マイスリーなどの超短時間作用型の睡眠薬に慣れている人には、ベルソムラのほうがその作用時間が長く感じるでしょう。ベルソムラは就寝の約30分前、翌朝の起床予定時刻の約7時間前に内服しておきたい薬です。マイスリーのように短時間作用型の薬ならば、夜更かしをしてしまって夜中遅くに薬を内服して直後に就寝することも可能ではあります。5時間あるいはそれ以下の少ない睡眠時間で翌朝起きるような、いわば「乱れた睡眠習慣のまま」でも翌朝の持ち越しを意識しないで使えます。それに対してベルソムラは、本来日本人で理想的とされる6〜7時間の睡眠をとるときにちょうどマッチする持続時間です。睡眠障害の背景にある「就寝時間が遅くなってしまった習慣」を修復しつつ、内服する薬と言えます。6〜7時間の睡眠をとるぶんには、中途覚醒もきたしずらいように感じます。ベルソムラは原則、内服治療歴のない初めて睡眠薬を内服する人に使う薬ですが、患者さんたちの知りたい情報であると思いますので、記載しておきます。

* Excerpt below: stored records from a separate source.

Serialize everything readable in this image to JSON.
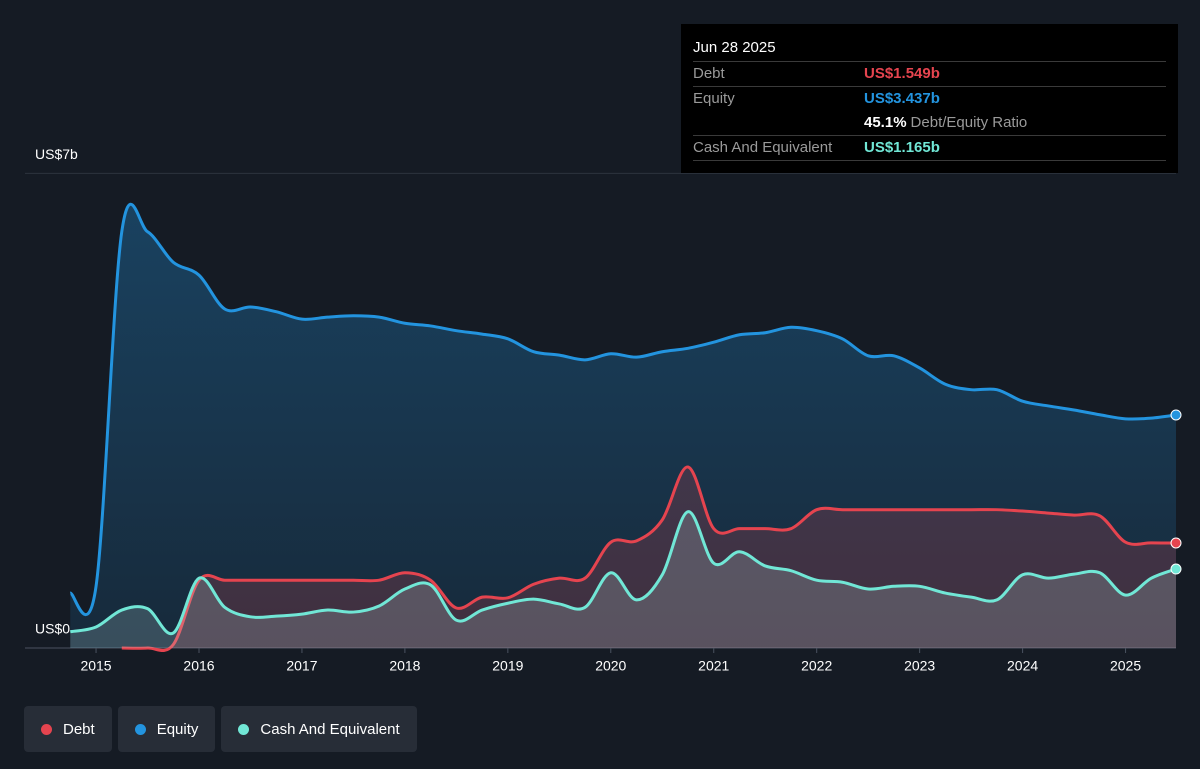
{
  "chart_data": {
    "type": "line",
    "x": [
      2014.75,
      2015.0,
      2015.25,
      2015.5,
      2015.75,
      2016.0,
      2016.25,
      2016.5,
      2016.75,
      2017.0,
      2017.25,
      2017.5,
      2017.75,
      2018.0,
      2018.25,
      2018.5,
      2018.75,
      2019.0,
      2019.25,
      2019.5,
      2019.75,
      2020.0,
      2020.25,
      2020.5,
      2020.75,
      2021.0,
      2021.25,
      2021.5,
      2021.75,
      2022.0,
      2022.25,
      2022.5,
      2022.75,
      2023.0,
      2023.25,
      2023.5,
      2023.75,
      2024.0,
      2024.25,
      2024.5,
      2024.75,
      2025.0,
      2025.25,
      2025.49
    ],
    "series": [
      {
        "name": "Debt",
        "color": "#e5444f",
        "values": [
          null,
          null,
          0,
          0,
          0.05,
          1.0,
          1.0,
          1.0,
          1.0,
          1.0,
          1.0,
          1.0,
          1.0,
          1.11,
          1.0,
          0.59,
          0.75,
          0.74,
          0.94,
          1.03,
          1.03,
          1.56,
          1.58,
          1.89,
          2.67,
          1.76,
          1.76,
          1.76,
          1.76,
          2.04,
          2.04,
          2.04,
          2.04,
          2.04,
          2.04,
          2.04,
          2.04,
          2.02,
          1.99,
          1.96,
          1.95,
          1.56,
          1.55,
          1.549
        ]
      },
      {
        "name": "Equity",
        "color": "#2394df",
        "values": [
          0.81,
          0.91,
          6.14,
          6.14,
          5.69,
          5.5,
          5.0,
          5.03,
          4.96,
          4.85,
          4.88,
          4.9,
          4.88,
          4.79,
          4.75,
          4.68,
          4.63,
          4.56,
          4.37,
          4.32,
          4.25,
          4.34,
          4.29,
          4.37,
          4.42,
          4.51,
          4.62,
          4.65,
          4.73,
          4.68,
          4.56,
          4.31,
          4.31,
          4.13,
          3.89,
          3.81,
          3.81,
          3.64,
          3.57,
          3.51,
          3.44,
          3.38,
          3.39,
          3.437
        ]
      },
      {
        "name": "Cash And Equivalent",
        "color": "#71e7d6",
        "values": [
          0.24,
          0.31,
          0.56,
          0.58,
          0.22,
          1.03,
          0.6,
          0.46,
          0.47,
          0.5,
          0.56,
          0.53,
          0.62,
          0.87,
          0.93,
          0.41,
          0.56,
          0.66,
          0.72,
          0.65,
          0.6,
          1.11,
          0.71,
          1.08,
          2.01,
          1.25,
          1.42,
          1.21,
          1.14,
          1.0,
          0.97,
          0.87,
          0.91,
          0.91,
          0.81,
          0.75,
          0.71,
          1.08,
          1.03,
          1.09,
          1.11,
          0.78,
          1.03,
          1.165
        ]
      }
    ],
    "xlim": [
      2014.31,
      2025.49
    ],
    "xticks": [
      2015,
      2016,
      2017,
      2018,
      2019,
      2020,
      2021,
      2022,
      2023,
      2024,
      2025
    ],
    "ylim": [
      0,
      7
    ],
    "yticks": [
      {
        "value": 0,
        "label": "US$0"
      },
      {
        "value": 7,
        "label": "US$7b"
      }
    ],
    "grid": true,
    "tooltip": {
      "date": "Jun 28 2025",
      "rows": [
        {
          "label": "Debt",
          "value": "US$1.549b"
        },
        {
          "label": "Equity",
          "value": "US$3.437b"
        }
      ],
      "ratio": {
        "value": "45.1%",
        "label": "Debt/Equity Ratio"
      },
      "last": {
        "label": "Cash And Equivalent",
        "value": "US$1.165b"
      }
    }
  }
}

また、ベルソムラの成人への至適用量については、さまざまな疑問点が残ります。したがって、低用量から開始したく思っております。国内発売の15ミリ錠がややヨコ長な剤型、20ミリ錠が円型の錠剤なので、カットし易い15ミリを半分にすることも良いのではないかと思っています。吸湿性の錠剤のようですが、1、2日の保存には問題はなさそうです。

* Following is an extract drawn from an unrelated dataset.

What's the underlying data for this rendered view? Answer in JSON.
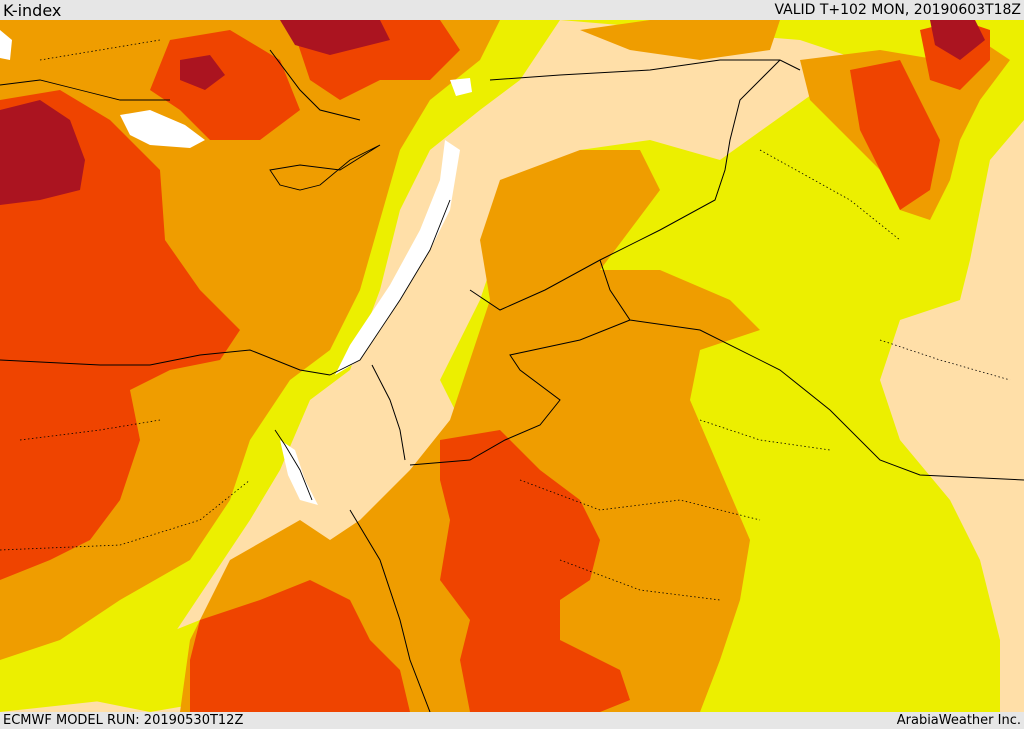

ブログで多くの人たちがベルソムラの情報を集められている背景には、ベンゾジアゼピンを内服すること、処方されること、への懐疑的な視点が背景にありそうです。ネット上では「ベンゾジアゼピンの依存」という言葉が非常に強調されています。「反ベンゾジアゼピン薬キャンペーン」のごとく全国紙のうちの一つが書いた内容がその起源と思われます。
ベンゾジアゼピン系の睡眠薬を使いこなすうえでは、
持ち越し
記憶障害
奇異反応
筋弛緩作用
反跳性不眠
などが問題になりますが、適正な薬剤選択と、使用方法の留意点を明確にすることで、その大部分は対策ができます。
医師による不適切な薬剤選択や投与量の過量などは確かに問題となるケースがあると思います。そういう場合は、そのまま内服を継続することに問題はあると思います。ベンゾジアゼピンが悪いのではなく、処方医が悪いとしか言えません。
いっぽうで、少量のベンゾジアゼピン、非ベンゾジアゼピン薬が適正に用いられ、よい睡眠のコントロールが得られているときに、現状維持をすることも間違っていないというのが正しい説明と思われます。ベンゾジアゼピン内服の弊害を過度に強調するのも、正しくありません。
睡眠をとりまく生活習慣の改善が大切です。そのときに、6〜7時間の適正な睡眠時間の確保を前提としてベルソムラを用いることは、ひとつの良い選択には思われます。